6. Update README tool table if user-facing, and CHANGELOG + version bump.

## Commands & Workflows
- Install: `npm install`
- Build: `npm run build` (tsconfig.build.json)
- Dev (watch): `npm run dev`
- Tests: `npm run test` | unit only: `npm run test:unit` | integration: `npm run test:integration` | coverage: `npm run test:coverage`
- Lint/Format: `npm run lint`, `npm run lint:fix`, `npm run format:check`
- Pre-flight composite: `npm run check`

### Testing Invariants
- NEVER invoke `jest` directly for integration tests; rely on `npm run test:integration` (injects `NODE_OPTIONS=--experimental-vm-modules` + `JEST_TEST_TYPE=integration`).
- Unit tests auto-set `CRAWL4AI_BASE_URL` in `jest.setup.cjs`; integration tests require real env vars (`CRAWL4AI_BASE_URL`, optional `CRAWL4AI_API_KEY`, LLM vars) via `.env` or exported.
- To run a single integration file: `npm run test:integration -- path/to/file.test.ts`.
- Jest pinned at 29.x with `ts-jest@29`; do not upgrade one without the other.
- Symptom mapping: import syntax error or hang at first test => you bypassed the npm script.
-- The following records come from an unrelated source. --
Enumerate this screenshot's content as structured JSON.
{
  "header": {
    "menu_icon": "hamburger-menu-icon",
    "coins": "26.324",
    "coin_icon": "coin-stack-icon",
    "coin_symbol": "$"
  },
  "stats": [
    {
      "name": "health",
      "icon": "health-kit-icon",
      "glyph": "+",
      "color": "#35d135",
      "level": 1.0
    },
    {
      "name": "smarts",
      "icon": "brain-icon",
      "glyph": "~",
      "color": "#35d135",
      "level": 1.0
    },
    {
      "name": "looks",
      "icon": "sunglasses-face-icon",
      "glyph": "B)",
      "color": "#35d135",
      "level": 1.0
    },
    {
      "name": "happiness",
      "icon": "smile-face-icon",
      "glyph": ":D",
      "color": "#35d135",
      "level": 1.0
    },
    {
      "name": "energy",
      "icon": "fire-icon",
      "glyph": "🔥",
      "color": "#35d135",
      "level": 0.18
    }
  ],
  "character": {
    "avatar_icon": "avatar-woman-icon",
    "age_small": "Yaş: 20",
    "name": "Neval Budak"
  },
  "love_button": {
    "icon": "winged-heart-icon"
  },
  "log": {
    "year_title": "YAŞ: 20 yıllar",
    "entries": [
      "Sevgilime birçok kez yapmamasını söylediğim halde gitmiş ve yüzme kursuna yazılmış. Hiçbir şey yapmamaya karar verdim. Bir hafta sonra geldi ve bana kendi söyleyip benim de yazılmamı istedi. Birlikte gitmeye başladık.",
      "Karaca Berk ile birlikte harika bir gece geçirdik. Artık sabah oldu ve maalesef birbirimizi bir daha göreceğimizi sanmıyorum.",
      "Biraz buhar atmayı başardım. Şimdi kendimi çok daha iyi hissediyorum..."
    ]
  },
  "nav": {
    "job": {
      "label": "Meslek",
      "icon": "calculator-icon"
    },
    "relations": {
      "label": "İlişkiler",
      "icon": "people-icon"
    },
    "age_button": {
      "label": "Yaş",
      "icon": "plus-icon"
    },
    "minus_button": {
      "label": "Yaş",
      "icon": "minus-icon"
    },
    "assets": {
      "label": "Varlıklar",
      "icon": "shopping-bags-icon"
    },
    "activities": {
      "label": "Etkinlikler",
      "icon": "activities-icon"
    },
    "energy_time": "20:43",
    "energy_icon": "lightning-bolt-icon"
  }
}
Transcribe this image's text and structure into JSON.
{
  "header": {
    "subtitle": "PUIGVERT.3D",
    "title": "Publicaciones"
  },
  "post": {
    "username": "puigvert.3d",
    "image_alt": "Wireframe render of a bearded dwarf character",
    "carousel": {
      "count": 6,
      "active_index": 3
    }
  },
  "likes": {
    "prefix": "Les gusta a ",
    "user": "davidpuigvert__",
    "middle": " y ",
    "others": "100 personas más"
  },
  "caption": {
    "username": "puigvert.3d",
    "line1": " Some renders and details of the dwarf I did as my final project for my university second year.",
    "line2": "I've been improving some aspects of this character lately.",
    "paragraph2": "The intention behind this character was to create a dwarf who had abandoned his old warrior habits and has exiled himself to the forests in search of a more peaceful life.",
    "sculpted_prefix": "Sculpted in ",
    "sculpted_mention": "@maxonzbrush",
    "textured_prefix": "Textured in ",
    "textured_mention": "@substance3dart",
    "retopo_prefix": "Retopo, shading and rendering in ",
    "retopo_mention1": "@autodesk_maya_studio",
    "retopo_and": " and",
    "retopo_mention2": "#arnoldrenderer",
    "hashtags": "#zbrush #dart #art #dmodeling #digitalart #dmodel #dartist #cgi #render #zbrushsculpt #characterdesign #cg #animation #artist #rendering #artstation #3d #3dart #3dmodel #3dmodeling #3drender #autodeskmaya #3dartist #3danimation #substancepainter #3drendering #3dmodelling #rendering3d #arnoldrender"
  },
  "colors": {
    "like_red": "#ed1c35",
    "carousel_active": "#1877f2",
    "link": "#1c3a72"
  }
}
## Conventions & Invariants
- No `any`; prefer `unknown` + narrowing.
- Keep responses minimal & textual; do not introduce new top-level fields in tool results without updating all tests.
- Timeout remains 120s in axios clients—changing requires test updates.
- Commit style: conventional commits; no emojis, AI signoffs, or verbose bodies.

## References
- README (tools & examples), CLAUDE.md (contrib rules), CHANGELOG (release notes), coverage report for quality gates.

If something is ambiguous, inspect existing handlers first and mirror the closest established pattern before inventing a new one.